The abandonment of Afghanistan has been explicit for 18 months, the greatest failure seems to have been in failing to conceptualise or communicate the geopolitical consequences of withdrawing troops and financial aid from Afghanistan. Foreign policy seems to have been conducted through the persuasive lens of preventing the loss of US lives and limiting the money spent on Iraq. The scenes of desperation are not a reflection of the Biden administration. They are the expression of a 20-year war that cost $2 trillion dollars, 150,000 lives offering no plausible ending. Though the analysis about Taliban takeover was accurate and well reported, little apart from the following quote from the FT editorial board was done to conceptualise what a Taliban rule might mean:
‘a new Taliban takeover would jeopardise the advances that have been achieved in the past 18 years: women’s rights to education and work, schooling for millions of young people, the elements of democracy that have been built. If any power-sharing arrangement can be agreed, the best foreign powers can do – including China, which is building a presence – is to offer co-ordinated investment. To stand any chance of escaping the cycle of killing of the past 40 years, Afghanistan will need all the help it can get’.

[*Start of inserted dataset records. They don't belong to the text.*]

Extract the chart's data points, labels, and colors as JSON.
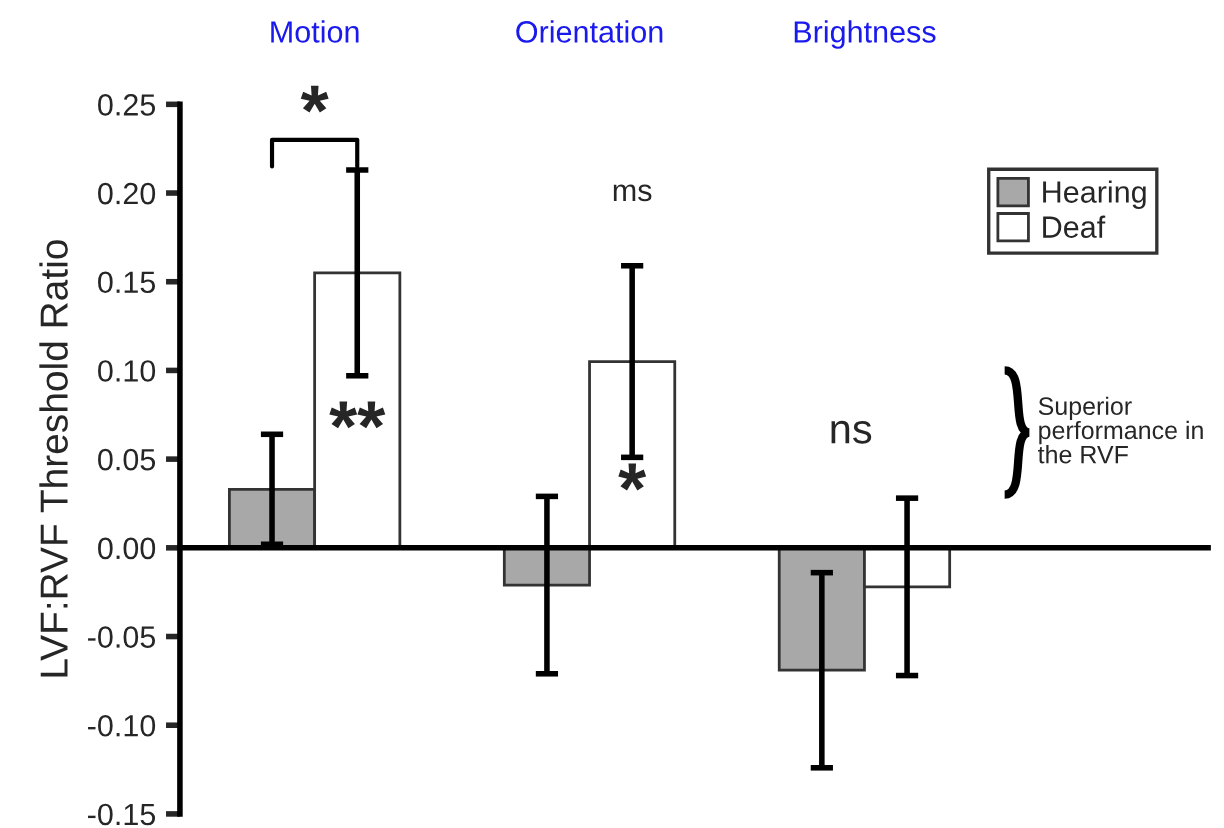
{
  "chart_data": {
    "type": "bar",
    "categories": [
      "Motion",
      "Orientation",
      "Brightness"
    ],
    "ylabel": "LVF:RVF Threshold Ratio",
    "series": [
      {
        "name": "Hearing",
        "color": "#a8a8a8",
        "values": [
          0.033,
          -0.021,
          -0.069
        ],
        "errors": [
          0.031,
          0.05,
          0.055
        ]
      },
      {
        "name": "Deaf",
        "color": "#ffffff",
        "values": [
          0.155,
          0.105,
          -0.022
        ],
        "errors": [
          0.058,
          0.054,
          0.05
        ]
      }
    ],
    "ylim": [
      -0.15,
      0.25
    ],
    "yticks": [
      {
        "value": -0.15,
        "label": "-0.15"
      },
      {
        "value": -0.1,
        "label": "-0.10"
      },
      {
        "value": -0.05,
        "label": "-0.05"
      },
      {
        "value": 0,
        "label": "0.00"
      },
      {
        "value": 0.05,
        "label": "0.05"
      },
      {
        "value": 0.1,
        "label": "0.10"
      },
      {
        "value": 0.15,
        "label": "0.15"
      },
      {
        "value": 0.2,
        "label": "0.20"
      },
      {
        "value": 0.25,
        "label": "0.25"
      }
    ],
    "annotations": [
      "*",
      {
        "text": "**",
        "x": "Motion",
        "y": 0.065
      },
      "ms",
      {
        "text": "*",
        "x": "Orientation",
        "y": 0.03
      },
      "ns",
      "Superior performance in the RVF"
    ],
    "legend": "top right"
  }
}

It seems that the obsession with the failure of the war and the narrative of ‘bring our troops home’ led towards the neglect of the question of what happens when the troops come home. Following the revelations of the Pegasus project that mobile phones are now vulnerable to phone hacking I have experienced a similar short sightedness in regard to media reportage over what it means to live in a world where Internet of Things devices can be easily hacked into. If third parties can access people’s mobile phones what does this mean for driverless cars and Artificial Intelligence. None of these questions were asked or written about in response to the Pegasus project and therefore we seem to have missed a vital opportunity to solve one of the most important cybersecurity questions of our time. Likewise I’ve seen the exact same thing happen with climate change where media reports fail to align climate disaster with the climate science, thus meaning that people that experience the trauma and disaster of climate change don’t associate it with global warming, meaning that the most painful evidence of climate change fails to increase support on climate politics. The exact same thing seems to have happened with the problem of Afghanistan – the correct questions weren’t asked until met with images of crises.

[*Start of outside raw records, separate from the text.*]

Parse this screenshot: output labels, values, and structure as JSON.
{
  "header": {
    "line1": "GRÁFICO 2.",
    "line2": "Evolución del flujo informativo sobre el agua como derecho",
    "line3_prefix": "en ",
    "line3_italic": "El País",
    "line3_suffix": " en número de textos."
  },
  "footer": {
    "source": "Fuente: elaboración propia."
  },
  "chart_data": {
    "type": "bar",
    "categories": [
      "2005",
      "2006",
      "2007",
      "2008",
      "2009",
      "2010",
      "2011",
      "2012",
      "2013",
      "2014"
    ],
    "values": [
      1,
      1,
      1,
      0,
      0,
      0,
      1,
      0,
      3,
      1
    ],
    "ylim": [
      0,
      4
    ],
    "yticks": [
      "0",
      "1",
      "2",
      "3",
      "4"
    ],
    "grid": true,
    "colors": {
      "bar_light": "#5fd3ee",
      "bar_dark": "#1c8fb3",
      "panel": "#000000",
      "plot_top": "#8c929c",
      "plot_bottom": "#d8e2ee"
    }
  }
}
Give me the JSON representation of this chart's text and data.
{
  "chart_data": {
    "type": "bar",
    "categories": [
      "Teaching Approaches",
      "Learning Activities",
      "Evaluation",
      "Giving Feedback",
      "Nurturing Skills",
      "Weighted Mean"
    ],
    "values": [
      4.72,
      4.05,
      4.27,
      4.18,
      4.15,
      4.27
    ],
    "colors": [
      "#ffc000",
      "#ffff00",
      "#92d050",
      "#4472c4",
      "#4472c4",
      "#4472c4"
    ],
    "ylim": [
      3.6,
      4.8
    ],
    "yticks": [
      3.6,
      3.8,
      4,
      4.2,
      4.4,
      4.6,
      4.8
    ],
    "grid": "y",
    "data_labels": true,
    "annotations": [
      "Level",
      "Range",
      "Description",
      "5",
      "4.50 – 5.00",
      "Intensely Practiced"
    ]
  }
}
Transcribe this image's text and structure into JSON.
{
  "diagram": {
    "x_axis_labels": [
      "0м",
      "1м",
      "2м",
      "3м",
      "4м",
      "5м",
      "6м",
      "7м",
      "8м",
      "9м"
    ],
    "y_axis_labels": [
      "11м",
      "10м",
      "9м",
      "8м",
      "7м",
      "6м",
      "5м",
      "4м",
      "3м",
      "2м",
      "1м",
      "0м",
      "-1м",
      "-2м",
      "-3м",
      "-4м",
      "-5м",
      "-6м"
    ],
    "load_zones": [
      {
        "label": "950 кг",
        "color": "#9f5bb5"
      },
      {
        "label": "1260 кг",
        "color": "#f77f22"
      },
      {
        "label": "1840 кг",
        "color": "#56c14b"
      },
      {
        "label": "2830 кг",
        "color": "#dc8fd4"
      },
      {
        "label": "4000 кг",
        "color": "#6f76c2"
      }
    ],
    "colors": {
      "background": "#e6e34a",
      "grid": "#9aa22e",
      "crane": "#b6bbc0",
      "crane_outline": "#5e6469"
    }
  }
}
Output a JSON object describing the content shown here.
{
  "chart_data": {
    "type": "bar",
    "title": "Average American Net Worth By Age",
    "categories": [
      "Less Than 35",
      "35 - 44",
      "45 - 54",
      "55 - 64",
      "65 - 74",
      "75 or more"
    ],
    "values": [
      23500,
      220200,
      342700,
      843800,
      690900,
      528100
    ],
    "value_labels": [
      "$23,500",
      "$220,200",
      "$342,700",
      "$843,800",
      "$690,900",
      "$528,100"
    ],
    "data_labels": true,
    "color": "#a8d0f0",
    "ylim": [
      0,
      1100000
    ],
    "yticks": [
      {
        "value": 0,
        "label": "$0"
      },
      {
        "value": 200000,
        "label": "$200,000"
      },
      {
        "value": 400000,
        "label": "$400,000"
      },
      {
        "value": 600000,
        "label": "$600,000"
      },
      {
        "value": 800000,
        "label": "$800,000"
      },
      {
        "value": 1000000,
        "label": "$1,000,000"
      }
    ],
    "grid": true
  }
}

Journalism that effectively contextualises problems and communicate evidence helps people make better decisions that eventually lead to a better planet as a result of the effective critical thinking communicated through the media. In the event of Afghanistan the problems that we are now entertaining: the rights of women, the refugee crises, the implications of Taliban rule for India, the implications of Taliban rule on Chinese influence, the implications of Taliban rule on global terrorism, should have been entertained at the same time as the Trump peace deal 18 months ago. This would’ve led to a much more complex discussion of the withdrawal from Afghanistan which would have given a more accurate communication of the problems that will be faced in pulling out, and, even then, the US may have found that giving up Afghanistan to the Taliban was the most effective long term geopolitical solution.